Внизу стенало под грохот колес:

— Убили… Убили! Извели! Куды деться-то? Куды?!

Григорьев лежал, не шевелясь. И Санька не дышала.


Утром нижние полки были пусты.

Григорьев вышел в коридор и спросил у проводницы, не знает ли она, когда вышли попутчики снизу.

— Какие попутчики? — воззвала вдруг проводница. — Не было никого! Ну, работа! Кому попутчиков, кому чтоб а купе пусто, каждый что ни то норовит, головы нет — за стоп-кран хватаются, а у меня пятый час чай разгореться не может!

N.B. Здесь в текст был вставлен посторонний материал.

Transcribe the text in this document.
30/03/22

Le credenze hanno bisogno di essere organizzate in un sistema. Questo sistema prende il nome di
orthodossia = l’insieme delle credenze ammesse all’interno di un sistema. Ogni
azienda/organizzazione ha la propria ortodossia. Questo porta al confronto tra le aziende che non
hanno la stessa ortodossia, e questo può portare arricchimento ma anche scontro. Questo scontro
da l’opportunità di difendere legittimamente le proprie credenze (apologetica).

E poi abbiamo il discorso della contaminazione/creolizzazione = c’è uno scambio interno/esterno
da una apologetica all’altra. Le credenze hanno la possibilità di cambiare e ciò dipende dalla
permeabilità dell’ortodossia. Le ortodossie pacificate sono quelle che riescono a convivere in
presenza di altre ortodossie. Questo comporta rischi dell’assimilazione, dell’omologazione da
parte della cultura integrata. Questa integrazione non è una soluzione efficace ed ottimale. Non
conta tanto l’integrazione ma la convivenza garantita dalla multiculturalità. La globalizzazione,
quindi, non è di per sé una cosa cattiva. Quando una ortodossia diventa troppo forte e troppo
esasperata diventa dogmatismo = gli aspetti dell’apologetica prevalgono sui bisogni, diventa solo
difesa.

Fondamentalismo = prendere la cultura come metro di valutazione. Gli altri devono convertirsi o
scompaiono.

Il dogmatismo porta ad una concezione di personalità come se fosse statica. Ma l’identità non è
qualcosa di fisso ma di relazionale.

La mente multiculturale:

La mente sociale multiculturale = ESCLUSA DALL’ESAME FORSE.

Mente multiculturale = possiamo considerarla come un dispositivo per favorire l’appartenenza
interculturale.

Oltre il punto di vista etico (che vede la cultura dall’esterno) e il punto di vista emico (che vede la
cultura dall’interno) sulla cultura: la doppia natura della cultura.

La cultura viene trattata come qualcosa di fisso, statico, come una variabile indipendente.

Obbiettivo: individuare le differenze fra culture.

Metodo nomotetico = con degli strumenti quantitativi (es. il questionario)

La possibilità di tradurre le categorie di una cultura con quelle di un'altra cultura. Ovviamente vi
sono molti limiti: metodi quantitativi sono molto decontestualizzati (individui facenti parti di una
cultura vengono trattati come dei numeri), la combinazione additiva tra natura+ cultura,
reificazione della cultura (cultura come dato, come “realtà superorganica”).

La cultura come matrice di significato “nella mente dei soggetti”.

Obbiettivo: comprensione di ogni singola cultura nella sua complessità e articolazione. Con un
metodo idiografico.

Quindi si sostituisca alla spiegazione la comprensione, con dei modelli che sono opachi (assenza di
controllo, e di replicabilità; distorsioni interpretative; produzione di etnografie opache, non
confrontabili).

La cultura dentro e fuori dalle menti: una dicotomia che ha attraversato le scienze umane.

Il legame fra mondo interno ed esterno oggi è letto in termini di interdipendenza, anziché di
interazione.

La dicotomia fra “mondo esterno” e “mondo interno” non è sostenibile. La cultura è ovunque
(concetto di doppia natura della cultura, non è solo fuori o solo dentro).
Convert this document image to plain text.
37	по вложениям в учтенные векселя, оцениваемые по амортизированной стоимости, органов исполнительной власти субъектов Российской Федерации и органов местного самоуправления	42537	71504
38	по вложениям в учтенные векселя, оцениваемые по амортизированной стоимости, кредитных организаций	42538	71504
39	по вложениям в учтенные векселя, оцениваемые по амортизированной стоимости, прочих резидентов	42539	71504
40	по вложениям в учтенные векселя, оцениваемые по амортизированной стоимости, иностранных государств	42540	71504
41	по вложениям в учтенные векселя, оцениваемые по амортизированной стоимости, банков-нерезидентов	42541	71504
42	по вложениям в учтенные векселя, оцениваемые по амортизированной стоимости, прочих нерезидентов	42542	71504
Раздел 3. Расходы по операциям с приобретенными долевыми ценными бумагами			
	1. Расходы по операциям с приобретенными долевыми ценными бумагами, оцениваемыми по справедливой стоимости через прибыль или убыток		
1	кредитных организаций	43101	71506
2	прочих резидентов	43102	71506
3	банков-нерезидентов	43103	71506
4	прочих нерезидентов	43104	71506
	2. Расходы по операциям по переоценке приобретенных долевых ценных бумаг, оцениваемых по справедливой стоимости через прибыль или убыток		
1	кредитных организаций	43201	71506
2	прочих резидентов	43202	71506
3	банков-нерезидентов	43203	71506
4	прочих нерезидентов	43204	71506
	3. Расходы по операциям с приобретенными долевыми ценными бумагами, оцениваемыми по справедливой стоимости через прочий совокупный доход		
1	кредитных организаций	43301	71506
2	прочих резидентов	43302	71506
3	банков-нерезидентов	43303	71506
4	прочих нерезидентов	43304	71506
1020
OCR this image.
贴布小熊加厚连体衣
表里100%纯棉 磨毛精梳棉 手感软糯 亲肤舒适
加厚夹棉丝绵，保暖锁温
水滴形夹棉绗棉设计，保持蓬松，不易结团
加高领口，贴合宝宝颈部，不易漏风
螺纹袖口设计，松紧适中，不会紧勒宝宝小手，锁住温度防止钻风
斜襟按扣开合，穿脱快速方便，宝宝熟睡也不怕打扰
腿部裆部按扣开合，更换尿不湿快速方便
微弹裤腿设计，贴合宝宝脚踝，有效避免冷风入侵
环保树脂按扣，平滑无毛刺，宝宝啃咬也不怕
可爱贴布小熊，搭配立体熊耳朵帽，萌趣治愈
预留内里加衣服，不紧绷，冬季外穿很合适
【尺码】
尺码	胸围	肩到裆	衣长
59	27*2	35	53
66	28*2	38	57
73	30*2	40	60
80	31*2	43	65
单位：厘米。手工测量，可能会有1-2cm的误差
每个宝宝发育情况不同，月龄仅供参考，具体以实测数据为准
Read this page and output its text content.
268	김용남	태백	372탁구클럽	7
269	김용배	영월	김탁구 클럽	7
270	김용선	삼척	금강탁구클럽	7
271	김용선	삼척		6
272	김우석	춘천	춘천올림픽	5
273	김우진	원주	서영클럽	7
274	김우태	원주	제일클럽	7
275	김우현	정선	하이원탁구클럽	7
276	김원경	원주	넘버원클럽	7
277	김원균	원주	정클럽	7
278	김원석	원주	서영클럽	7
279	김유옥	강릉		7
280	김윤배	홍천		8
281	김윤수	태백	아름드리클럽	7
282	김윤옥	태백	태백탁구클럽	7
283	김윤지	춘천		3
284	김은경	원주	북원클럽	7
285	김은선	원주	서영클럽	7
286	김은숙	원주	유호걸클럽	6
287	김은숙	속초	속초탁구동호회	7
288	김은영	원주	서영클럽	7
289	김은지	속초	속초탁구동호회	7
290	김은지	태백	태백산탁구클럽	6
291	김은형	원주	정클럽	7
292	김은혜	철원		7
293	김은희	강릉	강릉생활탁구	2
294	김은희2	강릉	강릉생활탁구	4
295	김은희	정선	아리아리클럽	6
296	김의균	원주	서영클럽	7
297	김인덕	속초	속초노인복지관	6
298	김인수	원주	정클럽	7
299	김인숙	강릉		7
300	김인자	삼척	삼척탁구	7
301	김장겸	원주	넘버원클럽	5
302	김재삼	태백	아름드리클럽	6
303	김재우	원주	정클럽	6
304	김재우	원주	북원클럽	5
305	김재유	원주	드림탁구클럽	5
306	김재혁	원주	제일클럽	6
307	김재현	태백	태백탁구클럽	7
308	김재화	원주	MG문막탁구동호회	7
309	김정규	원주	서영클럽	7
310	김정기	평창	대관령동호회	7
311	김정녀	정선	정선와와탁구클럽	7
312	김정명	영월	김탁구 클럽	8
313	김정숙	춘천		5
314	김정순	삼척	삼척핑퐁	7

Не было попутчиков!

Григорьев постоял около чадящего титана, усомнился в себе и пожалел, что не поднялся на призыв страдающего в ночи человека, чтобы не чувствовать себя дальше отсутствующим и преступным.

Санька тихая была, ни о чем не обмолвилась, и непонятно, существовало для нее ночное или нет.

Григорьев совсем впал в задумчивость, с некоторым страхом прислушиваясь, как отдирается от гладкого несуществования и ранит себя тоской по наилучшему, и по угасшему, и по еще несовершившемуся.


Предстояло пересесть на другой поезд.

Билетов на ближайшие сутки не оказалось. Они неприкаянно побродили по переполненному вокзалу, в котором консервировались многолетняя духота и запахи туалета. Не нашлось ни одного свободного места. Люди расположились на временное жилье основательно — с младенцами, пеленками, кипятком из общего крана, с неторопливыми повествованиями о детях, зарплате и начальстве, которое неизвестно что себе думает. Григорьев отметил, что о начальстве говорят все, а о подчиненных никто. Григорьев остановился среди духоты и попробовал обдумать обнаруженную особенность, но вмешалась Санька и сказала, что тут мало кислорода и лучше выйти под открытое небо и поискать скамейку в тени.

Они вышли, но легкомысленное Санькино предложение не материализовалось — все скамейки и все тени были переполнены желающими куда-нибудь уехать. Санька повертела головой, сориентировалась по солнцу и потащила Григорьева на газон, где около пыльного вяза оказался свободный пятачок, на который никто из-за солнечно-ударного припека не претендовал.

— Занимайте место, — шепнула Санька, — тут через час тень будет.

После затяжного абордажа вокзальных касс Григорьев был согласен занять что угодно, хотя и напомнил себе, что топтать газон нехорошо.

Санька, забронировав рядом с Григорьевым место своей сумкой, побежала насчет холодного питья и скорой еды, а Григорьев подтянул под голову брошенную кем-то предыдущим газету и вытянулся на затоптанной траве, среди которой пытались прорасти гофрированные лимонадные крышки. Палило невтерпеж. Григорьев покосился по сторонам. Женщины сидели, приспустив козырьком платки и косынки, мужчины соорудили головные уборы из затянутых по углам носовых платков, из лопухов и газет корабликом. Григорьев какое-то время притворился интеллигентным, но соседская тетка оторвала половину газеты, кое-где промасленной, и щедро протянула Григорьеву:

— Прикрой голову, миленький. Да и обувь сними, чего уж тут, раз табором встали.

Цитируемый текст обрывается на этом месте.